The question to which we responded was: how did you become involved in climate change, what brought you to this point; was there a moment? The responses to this seemed, at first, to be varied. The arctic, refugees, British Columbia, a lack of sense of place, growing close to nature, despair, growing up, feelings of power versus feeling so small, and many others were told. Each story was personal. Many were very emotional. All were moving.
Following the telling of our stories, we looked, in small groups, at what were the common elements within these stories. The group I was in started with the concept of metastory in the middle. Elements that many of the stories had in common were travel, the journey, family, use of specifics, a specific experience, nature, a determination or choice, emotions, and convergence, the coming together of people and stories. One other group focused on childhood memories, nostalgia, a connection to nature, a personal story, the need to share, the momen when it all clicked, the environment and watching that change.

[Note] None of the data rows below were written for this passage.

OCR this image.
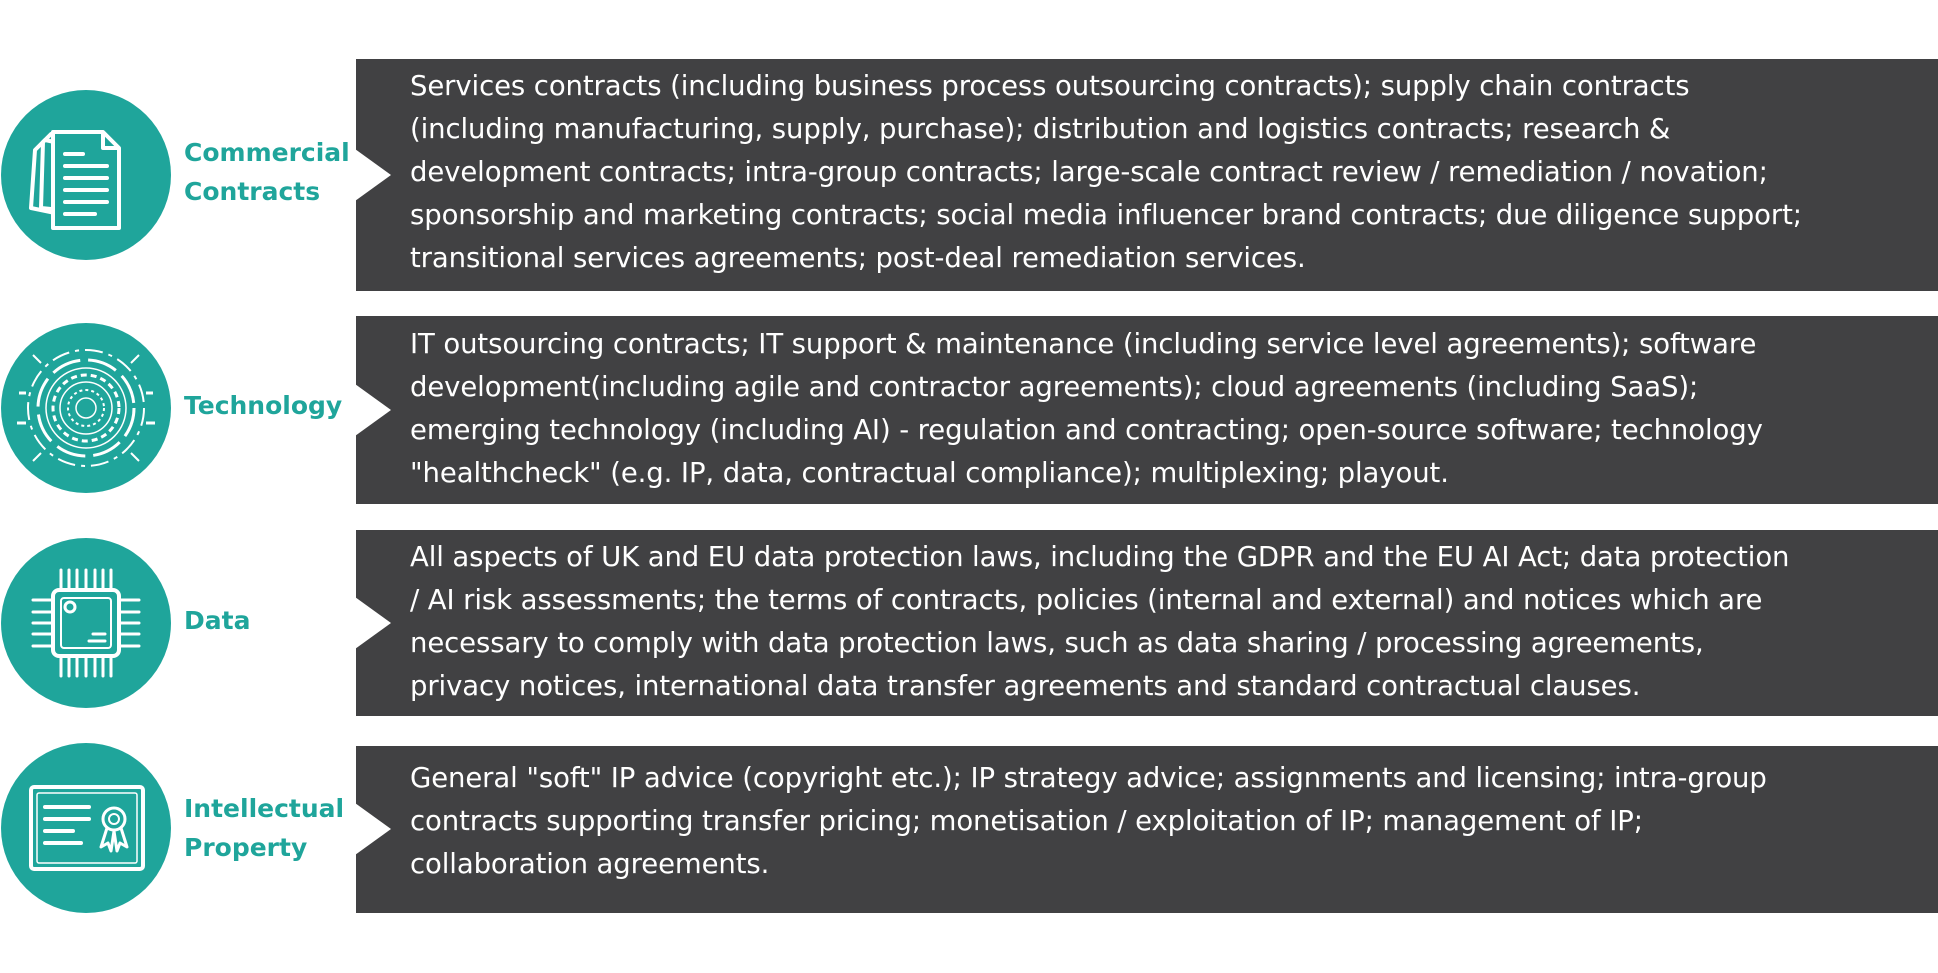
Commercial
Contracts
Services contracts (including business process outsourcing contracts); supply chain contracts
(including manufacturing, supply, purchase); distribution and logistics contracts; research &
development contracts; intra-group contracts; large-scale contract review / remediation / novation;
sponsorship and marketing contracts; social media influencer brand contracts; due diligence support;
transitional services agreements; post-deal remediation services.
Technology
IT outsourcing contracts; IT support & maintenance (including service level agreements); software
development(including agile and contractor agreements); cloud agreements (including SaaS);
emerging technology (including AI) - regulation and contracting; open-source software; technology
"healthcheck" (e.g. IP, data, contractual compliance); multiplexing; playout.
Data
All aspects of UK and EU data protection laws, including the GDPR and the EU AI Act; data protection
/ AI risk assessments; the terms of contracts, policies (internal and external) and notices which are
necessary to comply with data protection laws, such as data sharing / processing agreements,
privacy notices, international data transfer agreements and standard contractual clauses.
Intellectual
Property
General "soft" IP advice (copyright etc.); IP strategy advice; assignments and licensing; intra-group
contracts supporting transfer pricing; monetisation / exploitation of IP; management of IP;
collaboration agreements.
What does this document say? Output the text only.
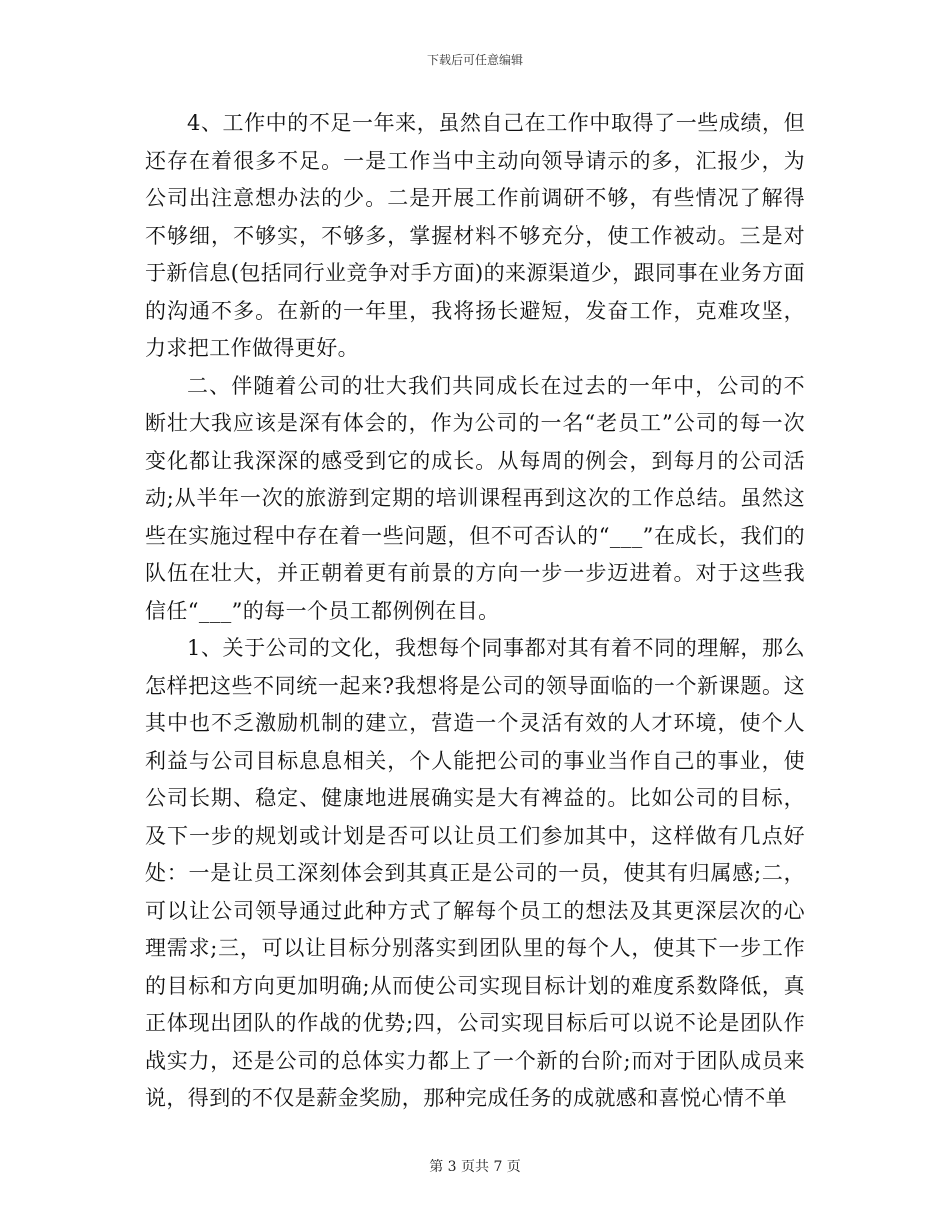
下载后可任意编辑

4、工作中的不足一年来，虽然自己在工作中取得了一些成绩，但还存在着很多不足。一是工作当中主动向领导请示的多，汇报少，为公司出注意想办法的少。二是开展工作前调研不够，有些情况了解得不够细，不够实，不够多，掌握材料不够充分，使工作被动。三是对于新信息(包括同行业竞争对手方面)的来源渠道少，跟同事在业务方面的沟通不多。在新的一年里，我将扬长避短，发奋工作，克难攻坚，力求把工作做得更好。

二、伴随着公司的壮大我们共同成长在过去的一年中，公司的不断壮大我应该是深有体会的，作为公司的一名“老员工”公司的每一次变化都让我深深的感受到它的成长。从每周的例会，到每月的公司活动;从半年一次的旅游到定期的培训课程再到这次的工作总结。虽然这些在实施过程中存在着一些问题，但不可否认的“___”在成长，我们的队伍在壮大，并正朝着更有前景的方向一步一步迈进着。对于这些我信任“___”的每一个员工都例例在目。

1、关于公司的文化，我想每个同事都对其有着不同的理解，那么怎样把这些不同统一起来?我想将是公司的领导面临的一个新课题。这其中也不乏激励机制的建立，营造一个灵活有效的人才环境，使个人利益与公司目标息息相关，个人能把公司的事业当作自己的事业，使公司长期、稳定、健康地进展确实是大有裨益的。比如公司的目标，及下一步的规划或计划是否可以让员工们参加其中，这样做有几点好处：一是让员工深刻体会到其真正是公司的一员，使其有归属感;二，可以让公司领导通过此种方式了解每个员工的想法及其更深层次的心理需求;三，可以让目标分别落实到团队里的每个人，使其下一步工作的目标和方向更加明确;从而使公司实现目标计划的难度系数降低，真正体现出团队的作战的优势;四，公司实现目标后可以说不论是团队作战实力，还是公司的总体实力都上了一个新的台阶;而对于团队成员来说，得到的不仅是薪金奖励，那种完成任务的成就感和喜悦心情不单

第 3 页共 7 页
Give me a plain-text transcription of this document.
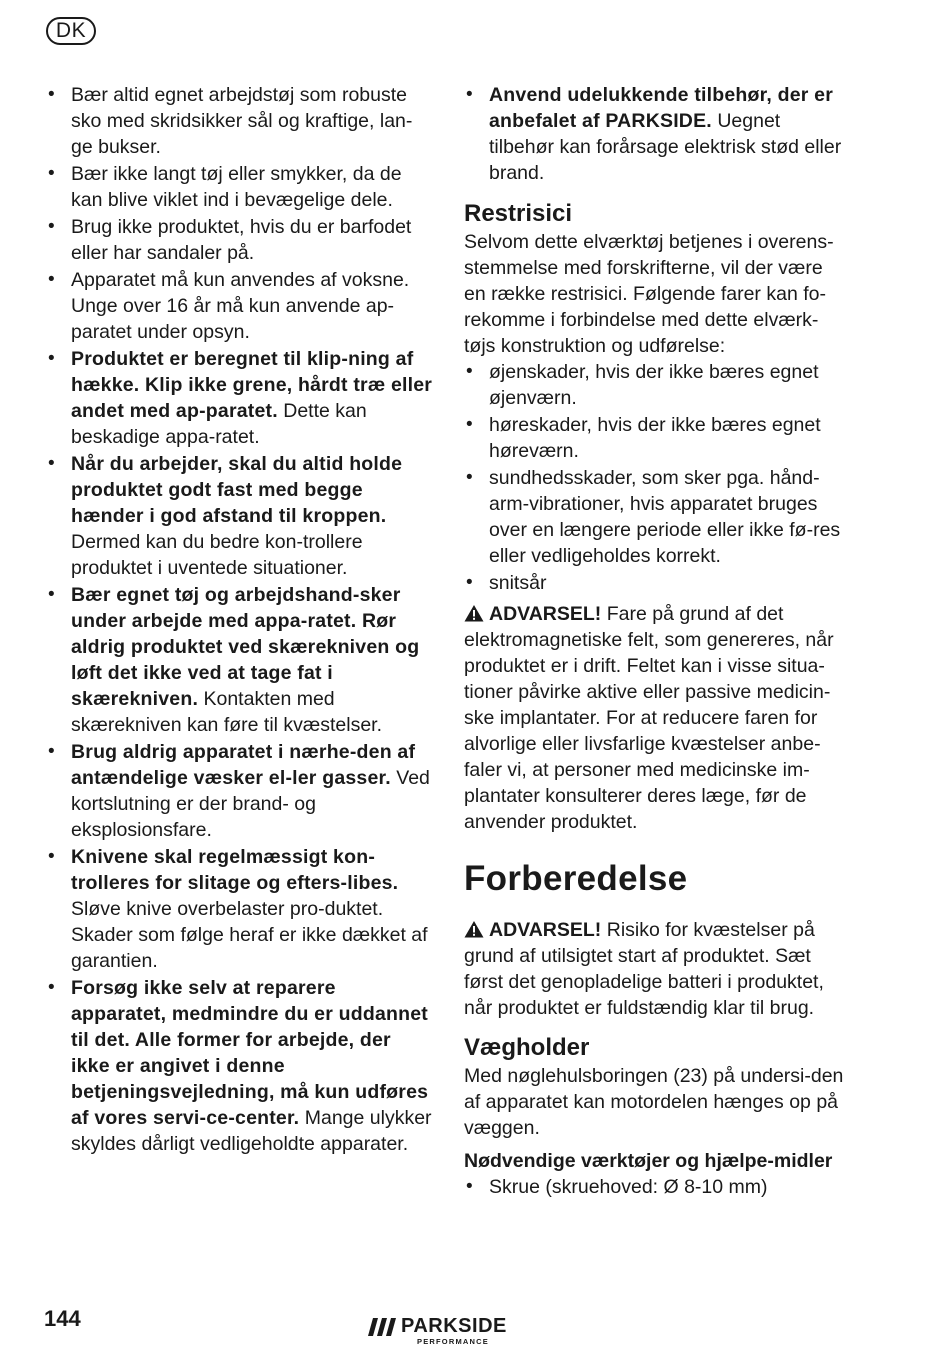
DK
• Bær altid egnet arbejdstøj som robuste sko med skridsikker sål og kraftige, lan-ge bukser.
• Bær ikke langt tøj eller smykker, da de kan blive viklet ind i bevægelige dele.
• Brug ikke produktet, hvis du er barfodet eller har sandaler på.
• Apparatet må kun anvendes af voksne. Unge over 16 år må kun anvende ap-paratet under opsyn.
• Produktet er beregnet til klip-ning af hække. Klip ikke grene, hårdt træ eller andet med ap-paratet. Dette kan beskadige appa-ratet.
• Når du arbejder, skal du altid holde produktet godt fast med begge hænder i god afstand til kroppen. Dermed kan du bedre kon-trollere produktet i uventede situationer.
• Bær egnet tøj og arbejdshand-sker under arbejde med appa-ratet. Rør aldrig produktet ved skærekniven og løft det ikke ved at tage fat i skærekniven. Kontakten med skærekniven kan føre til kvæstelser.
• Brug aldrig apparatet i nærhe-den af antændelige væsker el-ler gasser. Ved kortslutning er der brand- og eksplosionsfare.
• Knivene skal regelmæssigt kon-trolleres for slitage og efters-libes. Sløve knive overbelaster pro-duktet. Skader som følge heraf er ikke dækket af garantien.
• Forsøg ikke selv at reparere apparatet, medmindre du er uddannet til det. Alle former for arbejde, der ikke er angivet i denne betjeningsvejledning, må kun udføres af vores servi-ce-center. Mange ulykker skyldes dårligt vedligeholdte apparater.
• Anvend udelukkende tilbehør, der er anbefalet af PARKSIDE. Uegnet tilbehør kan forårsage elektrisk stød eller brand.
Restrisici

Selvom dette elværktøj betjenes i overens-stemmelse med forskrifterne, vil der være en række restrisici. Følgende farer kan fo-rekomme i forbindelse med dette elværk-tøjs konstruktion og udførelse:

• øjenskader, hvis der ikke bæres egnet øjenværn.
• høreskader, hvis der ikke bæres egnet høreværn.
• sundhedsskader, som sker pga. hånd-arm-vibrationer, hvis apparatet bruges over en længere periode eller ikke fø-res eller vedligeholdes korrekt.
• snitsår

ADVARSEL! Fare på grund af det elektromagnetiske felt, som genereres, når produktet er i drift. Feltet kan i visse situa-tioner påvirke aktive eller passive medicin-ske implantater. For at reducere faren for alvorlige eller livsfarlige kvæstelser anbe-faler vi, at personer med medicinske im-plantater konsulterer deres læge, før de anvender produktet.

Forberedelse

ADVARSEL! Risiko for kvæstelser på grund af utilsigtet start af produktet. Sæt først det genopladelige batteri i produktet, når produktet er fuldstændig klar til brug.

Vægholder

Med nøglehulsboringen (23) på undersi-den af apparatet kan motordelen hænges op på væggen.

Nødvendige værktøjer og hjælpe-midler
• Skrue (skruehoved: Ø 8-10 mm)
144	PARKSIDE
PERFORMANCE
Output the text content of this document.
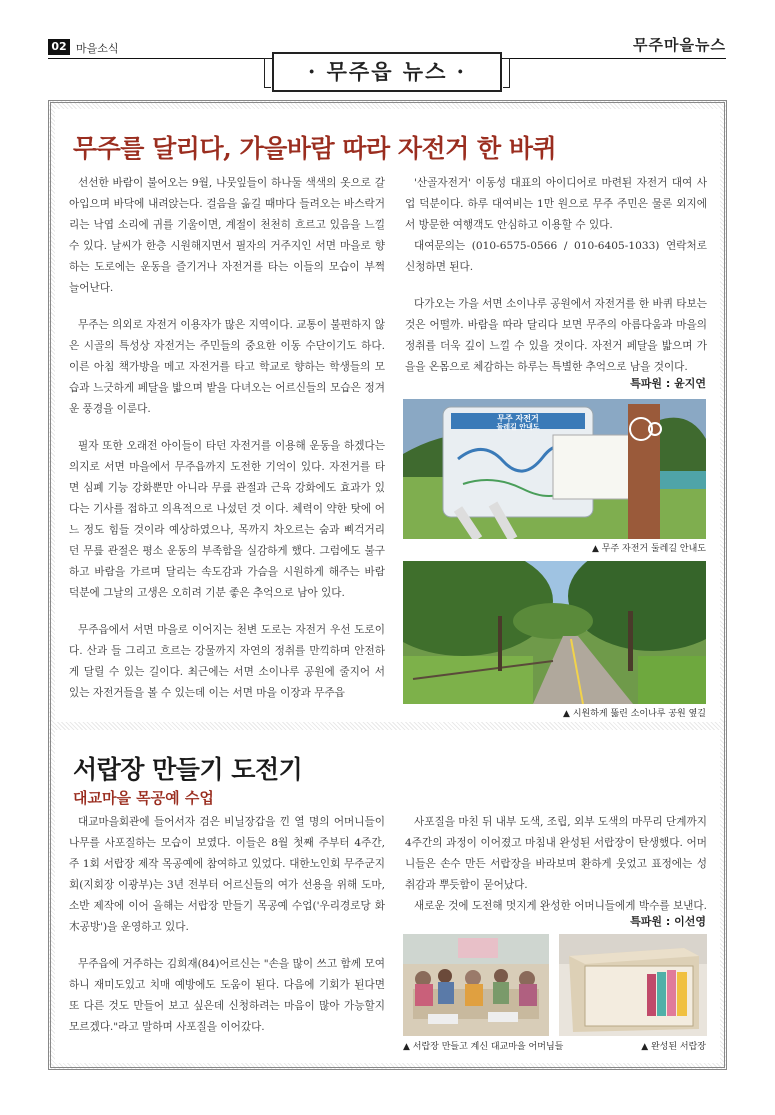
02 마을소식	무주마을뉴스
무주를 달리다, 가을바람 따라 자전거 한 바퀴

선선한 바람이 불어오는 9월, 나뭇잎들이 하나둘 색색의 옷으로 갈아입으며 바닥에 내려앉는다. 걸음을 옮길 때마다 들려오는 바스락거리는 낙엽 소리에 귀를 기울이면, 계절이 천천히 흐르고 있음을 느낄 수 있다. 날씨가 한층 시원해지면서 필자의 거주지인 서면 마을로 향하는 도로에는 운동을 즐기거나 자전거를 타는 이들의 모습이 부쩍 늘어난다.

무주는 의외로 자전거 이용자가 많은 지역이다. 교통이 불편하지 않은 시골의 특성상 자전거는 주민들의 중요한 이동 수단이기도 하다. 이른 아침 책가방을 메고 자전거를 타고 학교로 향하는 학생들의 모습과 느긋하게 페달을 밟으며 밭을 다녀오는 어르신들의 모습은 정겨운 풍경을 이룬다.

필자 또한 오래전 아이들이 타던 자전거를 이용해 운동을 하겠다는 의지로 서면 마을에서 무주읍까지 도전한 기억이 있다. 자전거를 타면 심폐 기능 강화뿐만 아니라 무릎 관절과 근육 강화에도 효과가 있다는 기사를 접하고 의욕적으로 나섰던 것 이다. 체력이 약한 탓에 어느 정도 힘들 것이라 예상하였으나, 목까지 차오르는 숨과 삐걱거리던 무릎 관절은 평소 운동의 부족함을 실감하게 했다. 그럼에도 불구하고 바람을 가르며 달리는 속도감과 가슴을 시원하게 해주는 바람 덕분에 그날의 고생은 오히려 기분 좋은 추억으로 남아 있다.

무주읍에서 서면 마을로 이어지는 천변 도로는 자전거 우선 도로이다. 산과 들 그리고 흐르는 강물까지 자연의 정취를 만끽하며 안전하게 달릴 수 있는 길이다. 최근에는 서면 소이나루 공원에 줄지어 서 있는 자전거들을 볼 수 있는데 이는 서면 마을 이장과 무주읍

'산골자전거' 이동성 대표의 아이디어로 마련된 자전거 대여 사업 덕분이다. 하루 대여비는 1만 원으로 무주 주민은 물론 외지에서 방문한 여행객도 안심하고 이용할 수 있다.

대여문의는 (010-6575-0566 / 010-6405-1033) 연락처로 신청하면 된다.

다가오는 가을 서면 소이나루 공원에서 자전거를 한 바퀴 타보는 것은 어떨까. 바람을 따라 달리다 보면 무주의 아름다움과 마을의 정취를 더욱 깊이 느낄 수 있을 것이다. 자전거 페달을 밟으며 가을을 온몸으로 체감하는 하루는 특별한 추억으로 남을 것이다.

특파원 : 윤지연
무주 자전거
둘레길 안내도
▲ 무주 자전거 둘레길 안내도
▲ 시원하게 뚫린 소이나루 공원 옆길
서랍장 만들기 도전기
대교마을 목공예 수업

대교마을회관에 들어서자 검은 비닐장갑을 낀 열 명의 어머니들이 나무를 사포질하는 모습이 보였다. 이들은 8월 첫째 주부터 4주간, 주 1회 서랍장 제작 목공예에 참여하고 있었다. 대한노인회 무주군지회(지회장 이광부)는 3년 전부터 어르신들의 여가 선용을 위해 도마, 소반 제작에 이어 올해는 서랍장 만들기 목공예 수업('우리경로당 화木공방')을 운영하고 있다.

무주읍에 거주하는 김희재(84)어르신는 "손을 많이 쓰고 함께 모여 하니 재미도있고 치매 예방에도 도움이 된다. 다음에 기회가 된다면 또 다른 것도 만들어 보고 싶은데 신청하려는 마음이 많아 가능할지 모르겠다."라고 말하며 사포질을 이어갔다.

사포질을 마친 뒤 내부 도색, 조립, 외부 도색의 마무리 단계까지 4주간의 과정이 이어졌고 마침내 완성된 서랍장이 탄생했다. 어머니들은 손수 만든 서랍장을 바라보며 환하게 웃었고 표정에는 성취감과 뿌듯함이 묻어났다.

새로운 것에 도전해 멋지게 완성한 어머니들에게 박수를 보낸다.

특파원 : 이선영
▲ 서랍장 만들고 계신 대교마을 어머님들	▲ 완성된 서랍장
· 무주읍 뉴스 ·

The group was also led to see both the power of the story, the emotions of that story and how that story leads to a new story. These stories are more complex than originally thought.
At the end of small group and large group discussions, the rites of passage in mythology were considered. Our group leader had lots of references to films and books as he examined the Heroe’s Journey from Joseph Campbell’s work. Some of these elements include a call for adventure; a refusal to take on the quest; a meeting with a mentor, recognition of allies and enemies; the undertaking of tests and challenges; a reward; and the road back with gifts to the community.
It was interesting to spend some time redefining community. The community may be where we live, but it also may be an online community. Our assignment grew from this discussion: Return to community and give a call for adventure. Who will be joining us as we continue the journey?
Overall, the group seemed totally involved in the workshop and in telling our stories. It is definitely a community-building experience within the community concerned with climate change. Well done, Place to B.